KUTA, MENITINI.COM – Otoritas Jasa Keuangan (OJK) akan segera meluncurkan Peraturan OJK (POJK) terkait bursa karbon sebelum peluncuran yang direncanakan September 2023.
Kepala Eksekutif Pengawas Pasar Modal, Keuangan Derivatif dan Bursa Karbon OJK Inarno Djajadi mengatakan, saat ini pihaknya sedang menunggu semua instrumen dan regulasi sebelum aturan tersebut ditetapkan.
Otoritas Jasa Keuangan (OJK) optimistis aturan terkait perdagangan bursa karbon bakal rampung di bulan September 2023, sesuai yang diamanatkan Undang-undang Pengembangan dan Penguatan Sektor Keuangan (UU P2SK).

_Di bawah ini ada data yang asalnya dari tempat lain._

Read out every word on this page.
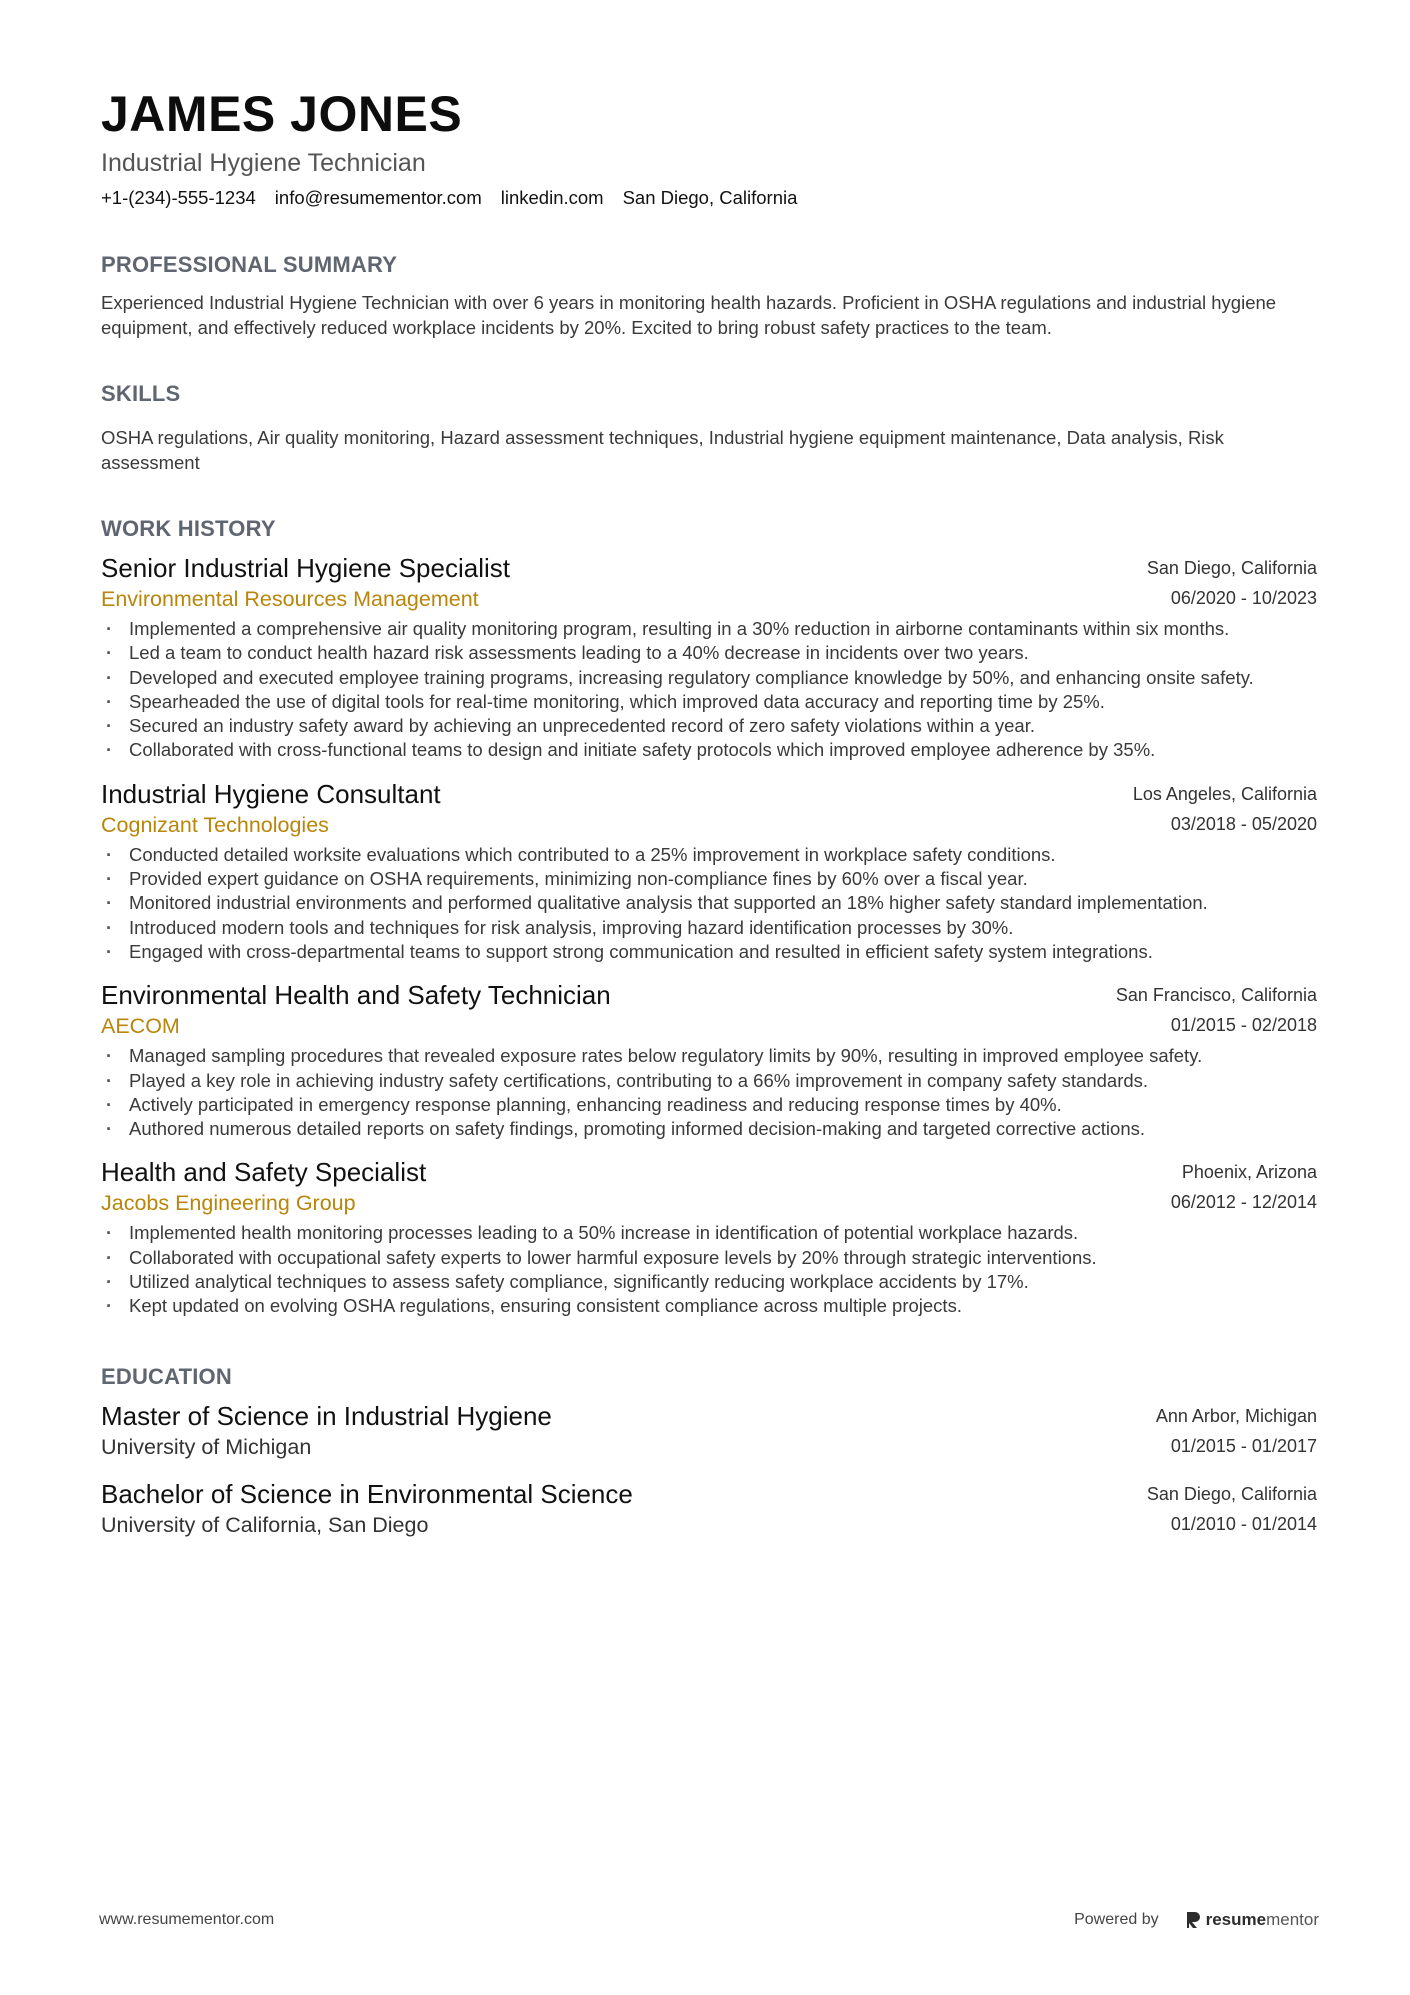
JAMES JONES
Industrial Hygiene Technician
+1-(234)-555-1234 info@resumementor.com linkedin.com San Diego, California
PROFESSIONAL SUMMARY
Experienced Industrial Hygiene Technician with over 6 years in monitoring health hazards. Proficient in OSHA regulations and industrial hygiene equipment, and effectively reduced workplace incidents by 20%. Excited to bring robust safety practices to the team.
SKILLS
OSHA regulations, Air quality monitoring, Hazard assessment techniques, Industrial hygiene equipment maintenance, Data analysis, Risk assessment
WORK HISTORY
Senior Industrial Hygiene Specialist
Environmental Resources Management
San Diego, California
06/2020 - 10/2023
· Implemented a comprehensive air quality monitoring program, resulting in a 30% reduction in airborne contaminants within six months.
· Led a team to conduct health hazard risk assessments leading to a 40% decrease in incidents over two years.
· Developed and executed employee training programs, increasing regulatory compliance knowledge by 50%, and enhancing onsite safety.
· Spearheaded the use of digital tools for real-time monitoring, which improved data accuracy and reporting time by 25%.
· Secured an industry safety award by achieving an unprecedented record of zero safety violations within a year.
· Collaborated with cross-functional teams to design and initiate safety protocols which improved employee adherence by 35%.
Industrial Hygiene Consultant
Cognizant Technologies
Los Angeles, California
03/2018 - 05/2020
· Conducted detailed worksite evaluations which contributed to a 25% improvement in workplace safety conditions.
· Provided expert guidance on OSHA requirements, minimizing non-compliance fines by 60% over a fiscal year.
· Monitored industrial environments and performed qualitative analysis that supported an 18% higher safety standard implementation.
· Introduced modern tools and techniques for risk analysis, improving hazard identification processes by 30%.
· Engaged with cross-departmental teams to support strong communication and resulted in efficient safety system integrations.
Environmental Health and Safety Technician
AECOM
San Francisco, California
01/2015 - 02/2018
· Managed sampling procedures that revealed exposure rates below regulatory limits by 90%, resulting in improved employee safety.
· Played a key role in achieving industry safety certifications, contributing to a 66% improvement in company safety standards.
· Actively participated in emergency response planning, enhancing readiness and reducing response times by 40%.
· Authored numerous detailed reports on safety findings, promoting informed decision-making and targeted corrective actions.
Health and Safety Specialist
Jacobs Engineering Group
Phoenix, Arizona
06/2012 - 12/2014
· Implemented health monitoring processes leading to a 50% increase in identification of potential workplace hazards.
· Collaborated with occupational safety experts to lower harmful exposure levels by 20% through strategic interventions.
· Utilized analytical techniques to assess safety compliance, significantly reducing workplace accidents by 17%.
· Kept updated on evolving OSHA regulations, ensuring consistent compliance across multiple projects.
EDUCATION
Master of Science in Industrial Hygiene
University of Michigan
Ann Arbor, Michigan
01/2015 - 01/2017
Bachelor of Science in Environmental Science
University of California, San Diego
San Diego, California
01/2010 - 01/2014
www.resumementor.com	Powered by	resumementor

Adapun untuk menyusun Rancangan Peraturan OJK (RPOJK) tersebut, regulator telah melakukan beberapa kali konsultasi dengan Dewan Perwakilan Rakyat RI. “Kita masih optimis September 2023 ini sudah bisa live perdagangan bursa karbon. Untuk penyelenggara kita akan seleksi, jadi siapa saja dapat mnyelenggarakan,” kata Inarno saat FGD dengan media massa di Kuta, Bali, Jumat (14/7/2023).
Lebih lanjut, katanya, secara garis besar POJK bursa karbon nanti akan meliputi Ketentuan Umum, Persyaratan Perdagangan Karbon melalui Bursa Karbon, Pemegang Saham, Anggota Direksi dan Anggota Komisaris. “Lalu operasional dan pengendalian internal, pengawasan bursa karbon agar governance lebih bagus, persyaratan dan tata cara perizinan penyelenggara bursa karbon, dan ketentuan lainnya,”ujarnya.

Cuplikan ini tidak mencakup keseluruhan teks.